# 10 Gallon Tank Overcrowded?



## kdharvey (Mar 21, 2008)

I have a 10 gallon tank with a filter, heater, and light and plenty of plants and a hideout (a fake log with a few holes in it and a hollowed out inside). It's been matured for about a month and I'm done adding all the fish but I'm worried that it might be overcrowded so I'd like to know what you guys think! I have 6 Pygmy Cories, 8 Neon Tetras, 1 Saimese Algea Eater (I think), and 1 Dwarf Flame Gourami. I clean the gravel and glass once a week and do about a 25% water change. I also test the ammonia, Nitrite, and Nitrate about once every two weeks. So hopefully I'm doin what I should be! Any comments about my set-up are welcome, thanks!


----------



## herefishy (Dec 14, 2006)

Yep, overcrowded. Too many fish.

Test water weekly. Smaller tanks demand more attention. And use a liquid reagent test kit not strips.

Ix-nay one the SAE. Maybe the gourami too.

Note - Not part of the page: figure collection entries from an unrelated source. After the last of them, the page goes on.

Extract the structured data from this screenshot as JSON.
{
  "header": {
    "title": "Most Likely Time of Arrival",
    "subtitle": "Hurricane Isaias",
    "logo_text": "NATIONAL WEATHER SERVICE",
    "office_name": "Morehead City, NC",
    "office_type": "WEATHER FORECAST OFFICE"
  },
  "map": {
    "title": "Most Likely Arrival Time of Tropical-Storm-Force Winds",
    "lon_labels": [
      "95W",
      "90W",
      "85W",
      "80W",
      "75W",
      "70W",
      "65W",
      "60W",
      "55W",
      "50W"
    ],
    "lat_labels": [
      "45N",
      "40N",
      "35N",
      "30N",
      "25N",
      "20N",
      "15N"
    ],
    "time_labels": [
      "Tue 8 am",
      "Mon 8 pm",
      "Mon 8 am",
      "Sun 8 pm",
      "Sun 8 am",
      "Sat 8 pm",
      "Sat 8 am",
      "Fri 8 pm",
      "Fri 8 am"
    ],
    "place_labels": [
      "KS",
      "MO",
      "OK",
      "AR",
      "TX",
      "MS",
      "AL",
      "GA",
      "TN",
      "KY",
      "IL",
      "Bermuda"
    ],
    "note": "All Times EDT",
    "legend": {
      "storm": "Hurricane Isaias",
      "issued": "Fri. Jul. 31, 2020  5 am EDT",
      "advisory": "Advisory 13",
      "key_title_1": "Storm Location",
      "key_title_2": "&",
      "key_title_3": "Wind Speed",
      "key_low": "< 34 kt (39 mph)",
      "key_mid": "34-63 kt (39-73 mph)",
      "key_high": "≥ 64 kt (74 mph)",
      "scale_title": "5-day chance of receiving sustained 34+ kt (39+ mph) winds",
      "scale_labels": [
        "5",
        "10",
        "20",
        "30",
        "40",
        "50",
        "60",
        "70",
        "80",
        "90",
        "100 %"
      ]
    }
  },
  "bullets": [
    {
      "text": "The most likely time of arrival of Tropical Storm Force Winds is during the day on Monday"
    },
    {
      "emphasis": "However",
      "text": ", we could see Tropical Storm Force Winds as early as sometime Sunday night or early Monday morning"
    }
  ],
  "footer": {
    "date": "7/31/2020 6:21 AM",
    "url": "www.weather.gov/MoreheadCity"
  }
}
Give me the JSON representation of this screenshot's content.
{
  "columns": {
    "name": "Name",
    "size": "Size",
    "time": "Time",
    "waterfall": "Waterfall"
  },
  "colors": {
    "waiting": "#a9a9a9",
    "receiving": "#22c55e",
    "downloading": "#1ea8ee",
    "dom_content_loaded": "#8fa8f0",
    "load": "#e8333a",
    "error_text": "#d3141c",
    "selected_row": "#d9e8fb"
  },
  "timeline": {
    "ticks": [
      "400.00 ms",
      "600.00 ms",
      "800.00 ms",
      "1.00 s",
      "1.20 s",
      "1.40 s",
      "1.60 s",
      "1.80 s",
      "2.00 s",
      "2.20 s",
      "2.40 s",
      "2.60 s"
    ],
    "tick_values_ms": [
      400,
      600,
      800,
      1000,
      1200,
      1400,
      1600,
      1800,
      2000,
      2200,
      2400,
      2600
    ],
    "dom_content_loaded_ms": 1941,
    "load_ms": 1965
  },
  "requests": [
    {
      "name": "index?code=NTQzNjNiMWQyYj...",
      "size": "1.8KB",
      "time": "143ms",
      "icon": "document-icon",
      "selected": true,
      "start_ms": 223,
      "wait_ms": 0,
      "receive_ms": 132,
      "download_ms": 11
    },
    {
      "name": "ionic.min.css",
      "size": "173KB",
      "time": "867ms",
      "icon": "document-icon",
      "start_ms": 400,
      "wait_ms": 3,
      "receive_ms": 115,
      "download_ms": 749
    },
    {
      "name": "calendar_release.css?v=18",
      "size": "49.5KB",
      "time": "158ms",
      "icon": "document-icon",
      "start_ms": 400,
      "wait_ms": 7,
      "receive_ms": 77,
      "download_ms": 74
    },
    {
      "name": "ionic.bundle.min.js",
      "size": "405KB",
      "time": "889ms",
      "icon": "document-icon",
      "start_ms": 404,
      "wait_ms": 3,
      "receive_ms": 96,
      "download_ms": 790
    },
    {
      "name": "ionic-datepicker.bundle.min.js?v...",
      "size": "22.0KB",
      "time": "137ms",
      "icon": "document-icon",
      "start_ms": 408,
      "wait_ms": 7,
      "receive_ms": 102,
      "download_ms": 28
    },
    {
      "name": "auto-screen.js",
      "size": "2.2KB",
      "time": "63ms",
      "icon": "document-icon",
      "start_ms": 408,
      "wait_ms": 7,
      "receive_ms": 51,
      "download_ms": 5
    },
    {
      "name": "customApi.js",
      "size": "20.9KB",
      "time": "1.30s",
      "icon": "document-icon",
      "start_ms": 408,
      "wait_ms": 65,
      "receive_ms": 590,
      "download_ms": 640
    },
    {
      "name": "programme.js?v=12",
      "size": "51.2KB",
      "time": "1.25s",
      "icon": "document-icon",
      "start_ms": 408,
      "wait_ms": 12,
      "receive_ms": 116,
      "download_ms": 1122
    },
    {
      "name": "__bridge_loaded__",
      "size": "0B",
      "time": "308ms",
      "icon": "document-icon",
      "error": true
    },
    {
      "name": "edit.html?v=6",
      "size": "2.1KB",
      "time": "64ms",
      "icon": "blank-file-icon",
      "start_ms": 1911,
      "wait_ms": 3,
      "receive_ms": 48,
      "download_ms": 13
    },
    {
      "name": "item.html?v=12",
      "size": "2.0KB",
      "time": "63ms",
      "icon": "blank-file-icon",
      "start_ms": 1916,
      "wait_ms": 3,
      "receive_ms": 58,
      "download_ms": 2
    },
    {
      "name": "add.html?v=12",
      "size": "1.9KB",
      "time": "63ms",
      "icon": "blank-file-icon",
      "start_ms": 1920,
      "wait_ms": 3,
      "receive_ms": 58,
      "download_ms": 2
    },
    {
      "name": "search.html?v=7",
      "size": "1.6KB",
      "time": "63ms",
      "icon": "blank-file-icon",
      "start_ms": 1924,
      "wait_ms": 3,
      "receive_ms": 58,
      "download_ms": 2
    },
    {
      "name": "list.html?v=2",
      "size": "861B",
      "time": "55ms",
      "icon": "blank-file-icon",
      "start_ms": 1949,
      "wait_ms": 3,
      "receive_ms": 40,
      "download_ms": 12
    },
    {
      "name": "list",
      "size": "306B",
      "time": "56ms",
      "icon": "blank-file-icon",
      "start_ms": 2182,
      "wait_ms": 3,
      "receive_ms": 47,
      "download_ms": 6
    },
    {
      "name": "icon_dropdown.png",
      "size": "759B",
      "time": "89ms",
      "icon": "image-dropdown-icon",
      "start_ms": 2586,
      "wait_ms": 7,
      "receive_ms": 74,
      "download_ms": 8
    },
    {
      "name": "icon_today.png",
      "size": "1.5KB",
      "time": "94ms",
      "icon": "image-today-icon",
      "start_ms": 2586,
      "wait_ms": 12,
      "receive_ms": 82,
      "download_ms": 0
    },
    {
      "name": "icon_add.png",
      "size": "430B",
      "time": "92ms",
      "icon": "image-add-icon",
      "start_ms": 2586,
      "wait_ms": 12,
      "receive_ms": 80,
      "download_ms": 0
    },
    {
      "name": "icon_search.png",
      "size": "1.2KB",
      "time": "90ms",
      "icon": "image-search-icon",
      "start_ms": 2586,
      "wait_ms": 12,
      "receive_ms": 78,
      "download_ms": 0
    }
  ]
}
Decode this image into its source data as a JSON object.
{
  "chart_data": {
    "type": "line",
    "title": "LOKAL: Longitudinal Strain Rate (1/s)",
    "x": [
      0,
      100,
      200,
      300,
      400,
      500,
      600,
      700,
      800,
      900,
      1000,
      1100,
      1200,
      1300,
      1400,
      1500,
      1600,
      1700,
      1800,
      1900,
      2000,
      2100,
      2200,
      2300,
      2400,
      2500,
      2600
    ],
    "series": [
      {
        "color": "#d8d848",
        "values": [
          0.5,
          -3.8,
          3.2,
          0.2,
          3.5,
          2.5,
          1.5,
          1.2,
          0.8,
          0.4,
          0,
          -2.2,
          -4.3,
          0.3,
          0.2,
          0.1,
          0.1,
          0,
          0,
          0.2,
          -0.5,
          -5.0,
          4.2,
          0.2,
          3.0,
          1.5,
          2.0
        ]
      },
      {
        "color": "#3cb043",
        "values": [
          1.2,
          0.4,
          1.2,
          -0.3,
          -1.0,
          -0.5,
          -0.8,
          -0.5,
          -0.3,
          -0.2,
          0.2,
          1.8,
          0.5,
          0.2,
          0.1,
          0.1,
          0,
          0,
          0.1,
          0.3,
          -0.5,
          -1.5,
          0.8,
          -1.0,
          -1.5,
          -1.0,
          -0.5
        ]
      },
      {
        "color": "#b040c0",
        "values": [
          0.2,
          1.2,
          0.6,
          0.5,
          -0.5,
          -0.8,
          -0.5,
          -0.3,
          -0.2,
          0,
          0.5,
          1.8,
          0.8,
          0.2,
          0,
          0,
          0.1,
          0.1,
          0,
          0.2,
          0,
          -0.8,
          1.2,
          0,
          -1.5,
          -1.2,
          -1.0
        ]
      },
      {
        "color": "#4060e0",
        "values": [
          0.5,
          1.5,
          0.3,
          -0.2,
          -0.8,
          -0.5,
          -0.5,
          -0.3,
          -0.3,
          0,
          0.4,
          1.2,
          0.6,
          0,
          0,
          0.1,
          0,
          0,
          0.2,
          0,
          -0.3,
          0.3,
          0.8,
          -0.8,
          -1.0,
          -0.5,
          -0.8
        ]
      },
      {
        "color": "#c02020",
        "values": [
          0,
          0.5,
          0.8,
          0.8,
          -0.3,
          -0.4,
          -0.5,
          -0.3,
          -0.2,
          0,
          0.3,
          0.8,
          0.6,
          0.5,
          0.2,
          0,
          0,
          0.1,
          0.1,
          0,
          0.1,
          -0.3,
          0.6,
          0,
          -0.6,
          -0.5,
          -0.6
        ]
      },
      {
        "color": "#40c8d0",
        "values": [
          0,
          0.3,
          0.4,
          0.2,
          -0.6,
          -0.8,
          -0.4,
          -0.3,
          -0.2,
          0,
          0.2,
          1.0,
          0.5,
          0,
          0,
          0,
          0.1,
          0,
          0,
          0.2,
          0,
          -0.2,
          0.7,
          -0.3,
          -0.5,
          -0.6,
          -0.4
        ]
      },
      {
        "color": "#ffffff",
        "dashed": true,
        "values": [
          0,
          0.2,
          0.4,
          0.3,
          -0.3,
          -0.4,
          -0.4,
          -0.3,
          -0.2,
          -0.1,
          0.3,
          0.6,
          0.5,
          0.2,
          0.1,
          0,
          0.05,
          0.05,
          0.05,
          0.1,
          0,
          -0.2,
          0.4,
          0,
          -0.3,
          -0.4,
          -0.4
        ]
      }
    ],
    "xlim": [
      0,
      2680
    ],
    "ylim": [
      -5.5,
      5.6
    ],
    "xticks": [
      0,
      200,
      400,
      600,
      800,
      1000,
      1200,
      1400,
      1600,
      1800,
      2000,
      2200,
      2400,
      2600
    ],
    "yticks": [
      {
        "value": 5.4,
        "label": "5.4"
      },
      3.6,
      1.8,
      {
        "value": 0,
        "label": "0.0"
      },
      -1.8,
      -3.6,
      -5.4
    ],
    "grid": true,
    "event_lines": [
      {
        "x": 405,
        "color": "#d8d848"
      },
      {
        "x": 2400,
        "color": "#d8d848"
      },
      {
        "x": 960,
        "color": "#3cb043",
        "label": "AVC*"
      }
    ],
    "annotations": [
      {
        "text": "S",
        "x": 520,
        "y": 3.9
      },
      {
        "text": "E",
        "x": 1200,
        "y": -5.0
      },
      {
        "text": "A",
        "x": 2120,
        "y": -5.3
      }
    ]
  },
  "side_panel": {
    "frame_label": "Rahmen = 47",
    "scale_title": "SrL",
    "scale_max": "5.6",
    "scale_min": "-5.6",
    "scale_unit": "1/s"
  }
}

Neons can be tough. Try cardinal tetras instead. Bigger, healthier and more, but similar, color.


----------



## fried rice (Feb 26, 2008)

you have way too many fish, its usually a rule of thumb one inch of fish per gallon of water, smaller tanks are harder to take care of because small chemical changes can have deadly consequences, its like putting a cup of salt in a gallon of water, the fish in the gallon would die but if you put a cup of salt in a 50 gallon tank the fish could still survive


----------